Coltimus Prime will have some time off before his next start. The Tampa Bay Derby was his sophomore campaign debut and the dark bay son of Milwaukee Brew placed second in his juvenile finale in the Display Stakes at Woodbine on Dec. 8.
“We were a little bit disappointed with the Tampa Bay Derby,” said Nixon. “That’s a tricky surface. We’ll take a step back and see what we want to do. We’ll probably run him back on the synthetic next time. That’s where his career best races have been. We decided we’d give it a whirl. It didn’t work out. No harm done. He seemed to come out of the race in good order.”
Nixon conditioned a number of stakes winners for Eclipse Award winning owner and breeder Frank Stronach. Among those winners was Jungle Fighter, who as a 6-year-old won the Kitten’s Joy Stakes and the Old Nelson Handicap on the turf, and as a 7-year-old, the gelding won the Independence Day Handicap also on the turf.
“The last I had heard, he was a pony up at Adena Springs,” said Nixon. “He was just a fantastic horse.”
Royal Regalia, a gelded son of champion Cozzene, was another stakes winner Nixon trained for Stronach that transitioned to another career. Royal Regalia won the Conifer-General-Buffet-Turf Stakes at Lone Star Park during his 6-year-old campaign.
“He was dynamite,” said Nixon. “He was retired in 2005, and he’s now a hunter.”

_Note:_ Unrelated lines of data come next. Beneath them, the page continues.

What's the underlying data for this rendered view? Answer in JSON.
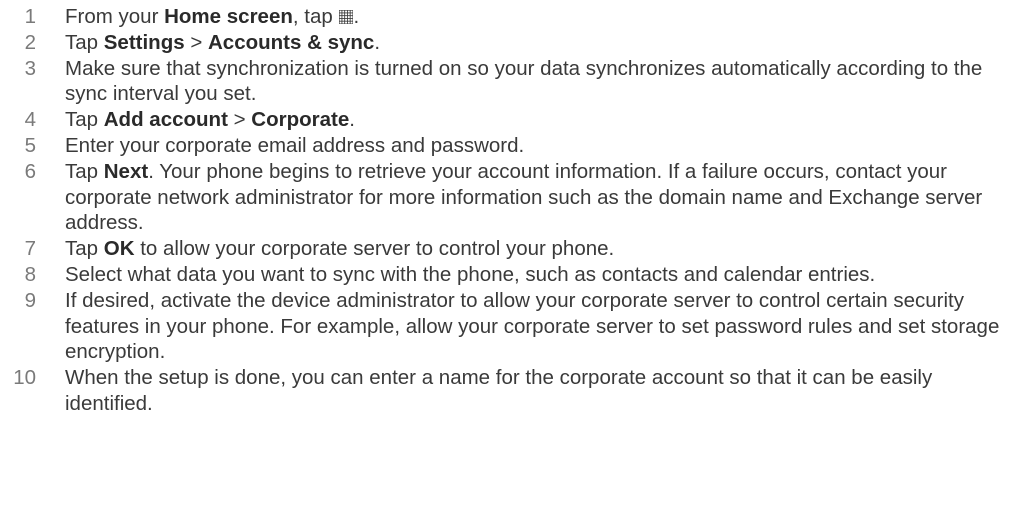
{
  "steps": [
    {
      "num": "1",
      "parts": [
        {
          "t": "From your "
        },
        {
          "t": "Home screen",
          "b": true
        },
        {
          "t": ", tap "
        },
        {
          "icon": "apps-grid-icon"
        },
        {
          "t": "."
        }
      ]
    },
    {
      "num": "2",
      "parts": [
        {
          "t": "Tap "
        },
        {
          "t": "Settings",
          "b": true
        },
        {
          "t": " > "
        },
        {
          "t": "Accounts & sync",
          "b": true
        },
        {
          "t": "."
        }
      ]
    },
    {
      "num": "3",
      "parts": [
        {
          "t": "Make sure that synchronization is turned on so your data synchronizes automatically according to the sync interval you set."
        }
      ]
    },
    {
      "num": "4",
      "parts": [
        {
          "t": "Tap "
        },
        {
          "t": "Add account",
          "b": true
        },
        {
          "t": " > "
        },
        {
          "t": "Corporate",
          "b": true
        },
        {
          "t": "."
        }
      ]
    },
    {
      "num": "5",
      "parts": [
        {
          "t": "Enter your corporate email address and password."
        }
      ]
    },
    {
      "num": "6",
      "parts": [
        {
          "t": "Tap "
        },
        {
          "t": "Next",
          "b": true
        },
        {
          "t": ". Your phone begins to retrieve your account information. If a failure occurs, contact your corporate network administrator for more information such as the domain name and Exchange server address."
        }
      ]
    },
    {
      "num": "7",
      "parts": [
        {
          "t": "Tap "
        },
        {
          "t": "OK",
          "b": true
        },
        {
          "t": " to allow your corporate server to control your phone."
        }
      ]
    },
    {
      "num": "8",
      "parts": [
        {
          "t": "Select what data you want to sync with the phone, such as contacts and calendar entries."
        }
      ]
    },
    {
      "num": "9",
      "parts": [
        {
          "t": "If desired, activate the device administrator to allow your corporate server to control certain security features in your phone. For example, allow your corporate server to set password rules and set storage encryption."
        }
      ]
    },
    {
      "num": "10",
      "parts": [
        {
          "t": "When the setup is done, you can enter a name for the corporate account so that it can be easily identified."
        }
      ]
    }
  ]
}
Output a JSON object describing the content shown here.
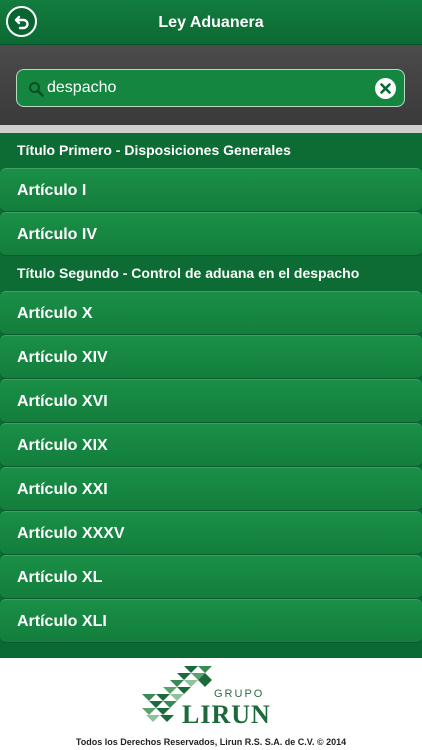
{
  "header": {
    "title": "Ley Aduanera"
  },
  "search": {
    "value": "despacho"
  },
  "sections": [
    {
      "title": "Título Primero - Disposiciones Generales",
      "items": [
        "Artículo I",
        "Artículo IV"
      ]
    },
    {
      "title": "Título Segundo - Control de aduana en el despacho",
      "items": [
        "Artículo X",
        "Artículo XIV",
        "Artículo XVI",
        "Artículo XIX",
        "Artículo XXI",
        "Artículo XXXV",
        "Artículo XL",
        "Artículo XLI"
      ]
    }
  ],
  "footer": {
    "logo_small": "GRUPO",
    "logo_brand": "LIRUN",
    "copyright": "Todos los Derechos Reservados, Lirun R.S. S.A. de C.V. © 2014"
  },
  "colors": {
    "brand_green": "#137c3f",
    "search_bg": "#4b4b4b"
  },
  "icons": {
    "back": "back-arrow-icon",
    "search": "search-icon",
    "clear": "close-icon"
  }
}
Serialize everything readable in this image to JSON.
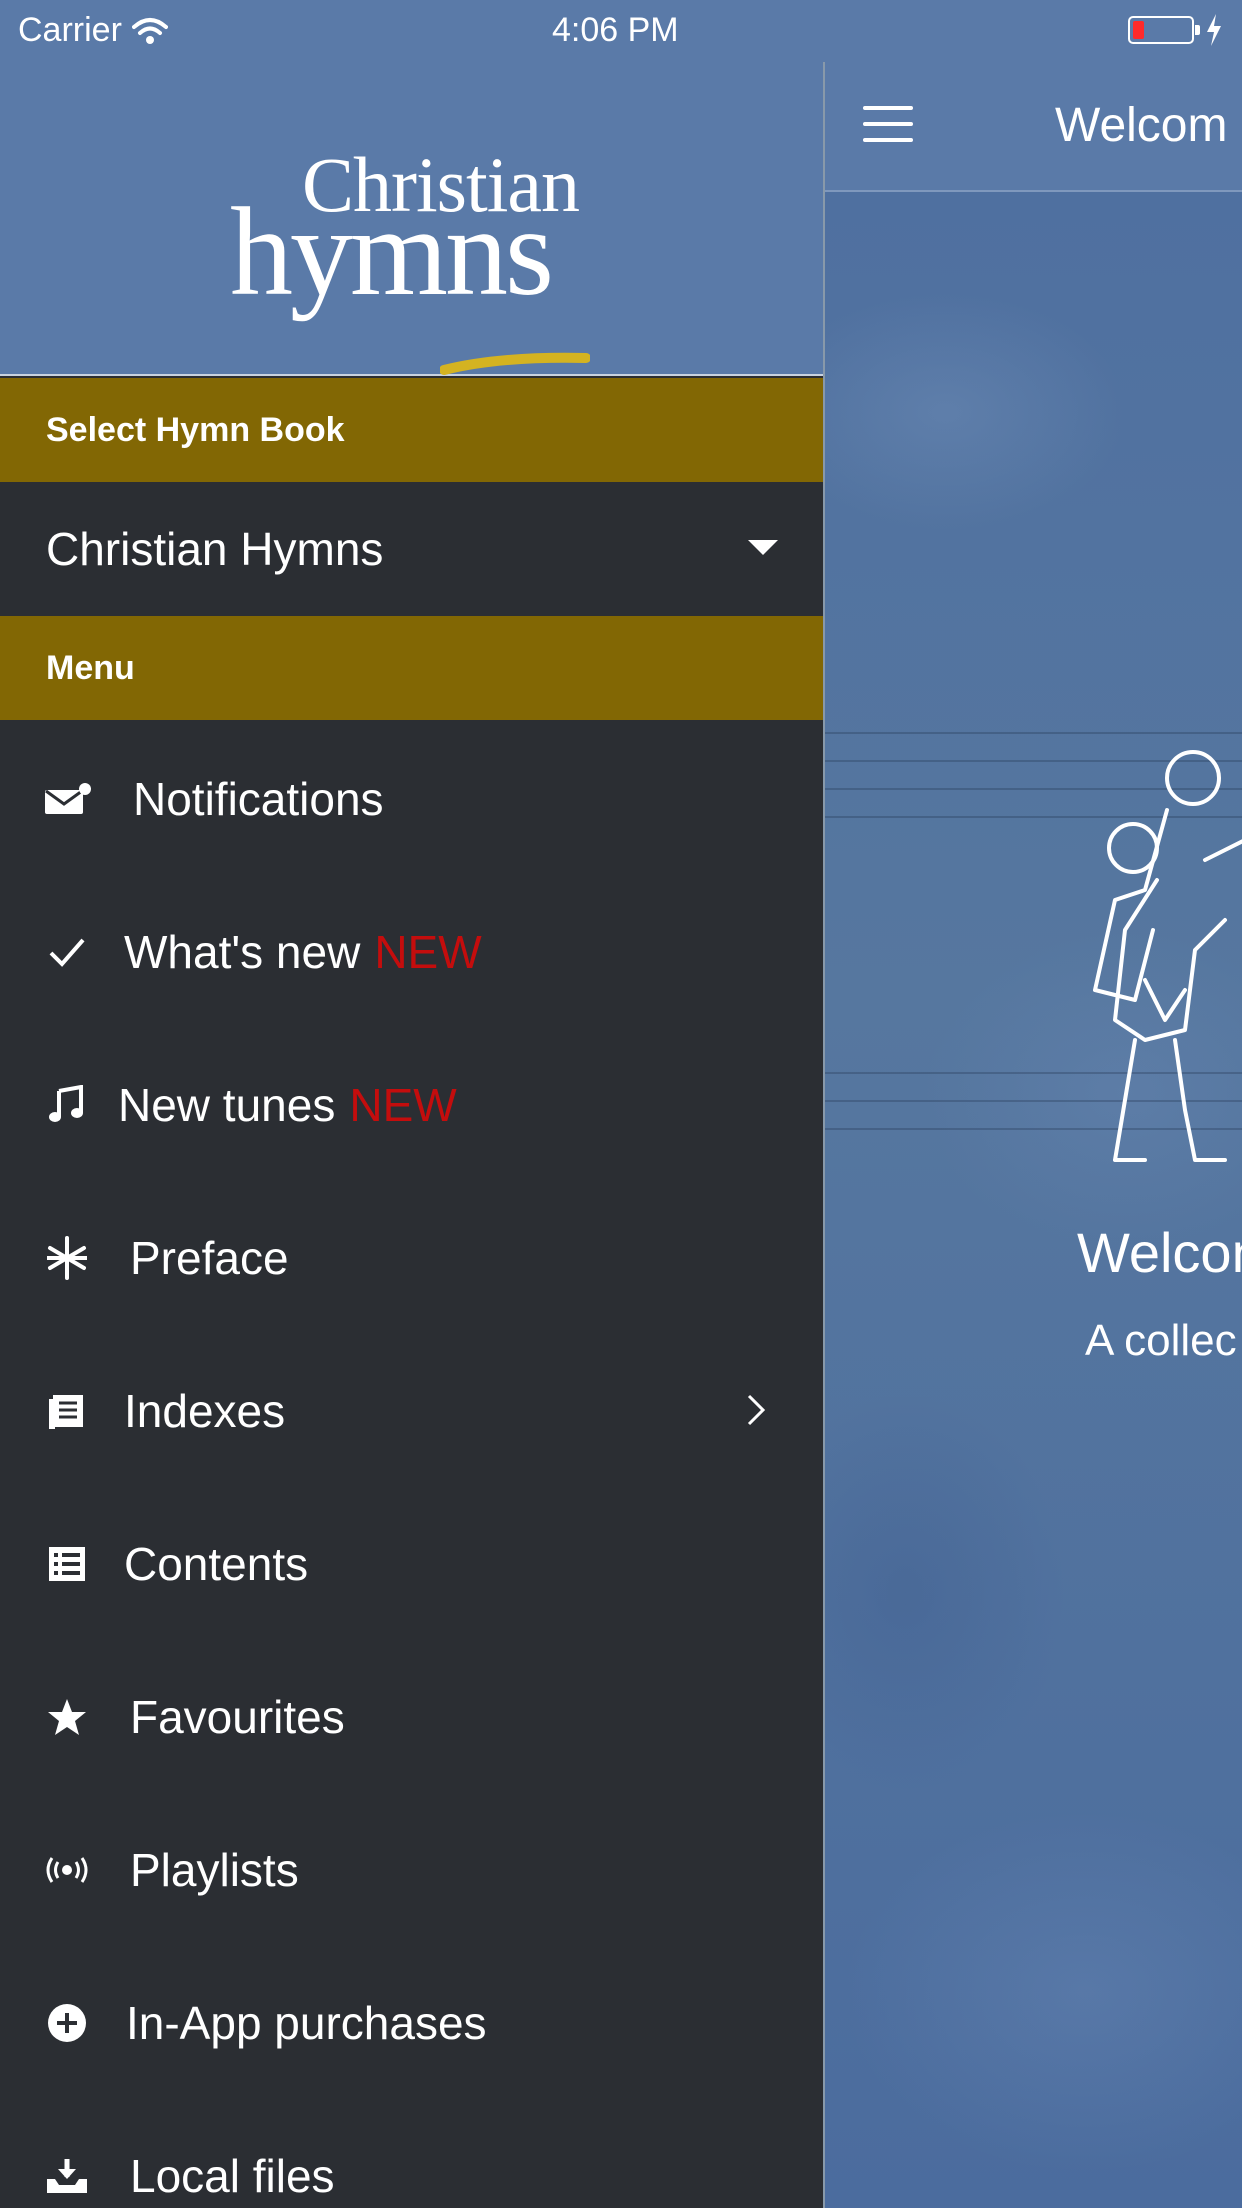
{
  "status_bar": {
    "carrier": "Carrier",
    "time": "4:06 PM",
    "battery_level": 0.2
  },
  "main": {
    "title": "Welcom",
    "welcome": "Welcon",
    "subtitle": "A collec"
  },
  "drawer": {
    "logo_top": "Christian",
    "logo_bottom": "hymns",
    "select_hymn_book_label": "Select Hymn Book",
    "selected_book": "Christian Hymns",
    "menu_section_label": "Menu",
    "items": [
      {
        "label": "Notifications",
        "icon": "envelope-icon"
      },
      {
        "label": "What's new",
        "badge": "NEW",
        "icon": "checkmark-icon"
      },
      {
        "label": "New tunes",
        "badge": "NEW",
        "icon": "music-note-icon"
      },
      {
        "label": "Preface",
        "icon": "asterisk-icon"
      },
      {
        "label": "Indexes",
        "icon": "book-icon",
        "has_submenu": true
      },
      {
        "label": "Contents",
        "icon": "list-icon"
      },
      {
        "label": "Favourites",
        "icon": "star-icon"
      },
      {
        "label": "Playlists",
        "icon": "broadcast-icon"
      },
      {
        "label": "In-App purchases",
        "icon": "plus-circle-icon"
      },
      {
        "label": "Local files",
        "icon": "download-tray-icon"
      }
    ]
  },
  "colors": {
    "header_blue": "#5a7aa8",
    "gold_bar": "#826704",
    "drawer_bg": "#2b2e33",
    "new_badge": "#c40d0d"
  }
}
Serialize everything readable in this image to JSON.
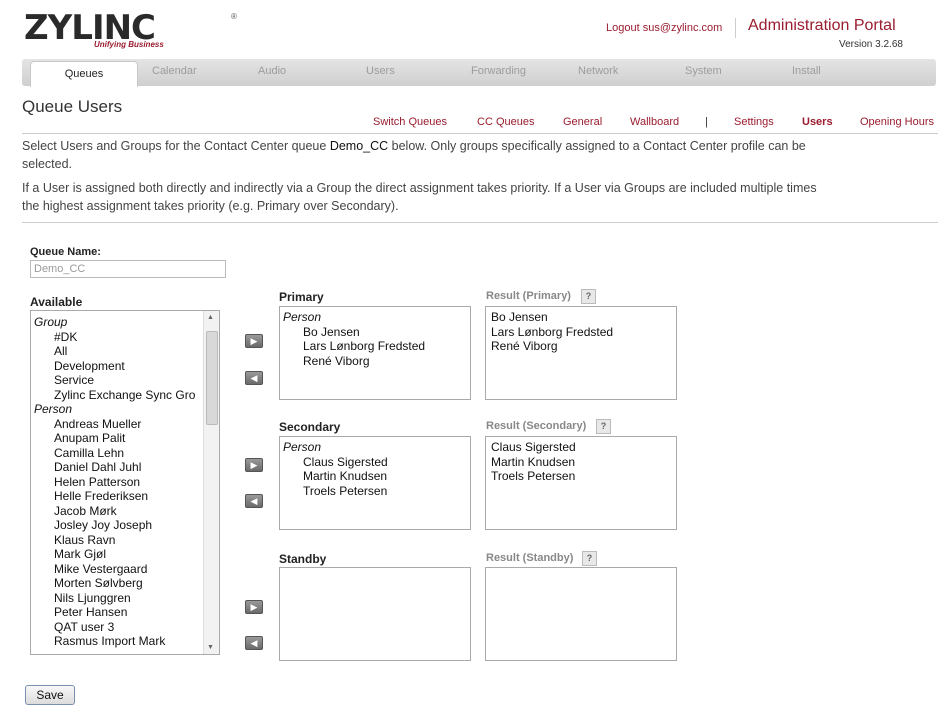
{
  "header": {
    "logo_text": "ZYLINC",
    "logo_tagline": "Unifying Business",
    "logout_label": "Logout sus@zylinc.com",
    "portal_title": "Administration Portal",
    "version": "Version 3.2.68"
  },
  "tabs": [
    {
      "label": "Queues",
      "active": true
    },
    {
      "label": "Calendar"
    },
    {
      "label": "Audio"
    },
    {
      "label": "Users"
    },
    {
      "label": "Forwarding"
    },
    {
      "label": "Network"
    },
    {
      "label": "System"
    },
    {
      "label": "Install"
    }
  ],
  "page_title": "Queue Users",
  "sublinks": [
    {
      "label": "Switch Queues"
    },
    {
      "label": "CC Queues"
    },
    {
      "label": "General"
    },
    {
      "label": "Wallboard"
    },
    {
      "label": "|"
    },
    {
      "label": "Settings"
    },
    {
      "label": "Users",
      "active": true
    },
    {
      "label": "Opening Hours"
    }
  ],
  "description": {
    "line1_pre": "Select Users and Groups for the Contact Center queue ",
    "queue": "Demo_CC",
    "line1_post": " below. Only groups specifically assigned to a Contact Center profile can be",
    "line2": "selected.",
    "line3": "If a User is assigned both directly and indirectly via a Group the direct assignment takes priority. If a User via Groups are included multiple times",
    "line4": "the highest assignment takes priority (e.g. Primary over Secondary)."
  },
  "queue_name": {
    "label": "Queue Name:",
    "value": "Demo_CC"
  },
  "available": {
    "label": "Available",
    "group_header": "Group",
    "groups": [
      "#DK",
      "All",
      "Development",
      "Service",
      "Zylinc Exchange Sync Gro"
    ],
    "person_header": "Person",
    "persons": [
      "Andreas Mueller",
      "Anupam Palit",
      "Camilla Lehn",
      "Daniel Dahl Juhl",
      "Helen Patterson",
      "Helle Frederiksen",
      "Jacob Mørk",
      "Josley Joy Joseph",
      "Klaus Ravn",
      "Mark Gjøl",
      "Mike Vestergaard",
      "Morten Sølvberg",
      "Nils Ljunggren",
      "Peter Hansen",
      "QAT user 3",
      "Rasmus Import Mark"
    ]
  },
  "primary": {
    "label": "Primary",
    "person_header": "Person",
    "persons": [
      "Bo Jensen",
      "Lars Lønborg Fredsted",
      "René Viborg"
    ],
    "result_label": "Result (Primary)",
    "result": [
      "Bo Jensen",
      "Lars Lønborg Fredsted",
      "René Viborg"
    ]
  },
  "secondary": {
    "label": "Secondary",
    "person_header": "Person",
    "persons": [
      "Claus Sigersted",
      "Martin Knudsen",
      "Troels Petersen"
    ],
    "result_label": "Result (Secondary)",
    "result": [
      "Claus Sigersted",
      "Martin Knudsen",
      "Troels Petersen"
    ]
  },
  "standby": {
    "label": "Standby",
    "result_label": "Result (Standby)"
  },
  "help_glyph": "?",
  "add_glyph": "▶",
  "remove_glyph": "◀",
  "save_label": "Save",
  "colors": {
    "accent": "#9a1c2f",
    "tabbar": "#d8d8d8"
  }
}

Multiple Stakes winner High Blitz was another horse Nixon trained for Stronach Stables. A winner of the Mr. Prospector Stakes, Wolf Hill Stakes and Christmas Stakes, the son of Lucky Lionel was ridden to victory in his last lifetime start by jockey Melanie Pinto, who rode Freddieboy on Saturday in the Iselin Hall of Fame Trophy.
“He’s up in Meaford, Ont.,” said Nixon. “He’s my son’s horse. We kind of retired him. He’s fat and happy and has a beautiful place next to the Bighead River.”
The Thoroughbreds transitioned to other vocations, and Nixon was impressed with the way the Stronachs took care of their horses after their careers were over at the racetrack.
“They really cared about their horses,” said Nixon. “They set up a retirement program. Mrs. Stronach cared just as much about a $5,000 maiden as she did Jungle Fighter, Royal Regalia or High Blitz. If they needed a little extra time, they got it, and every horse was just as important as the next. You know, there was no hierarchy with them. They were great. It was a lot of fun. They were a class outfit.”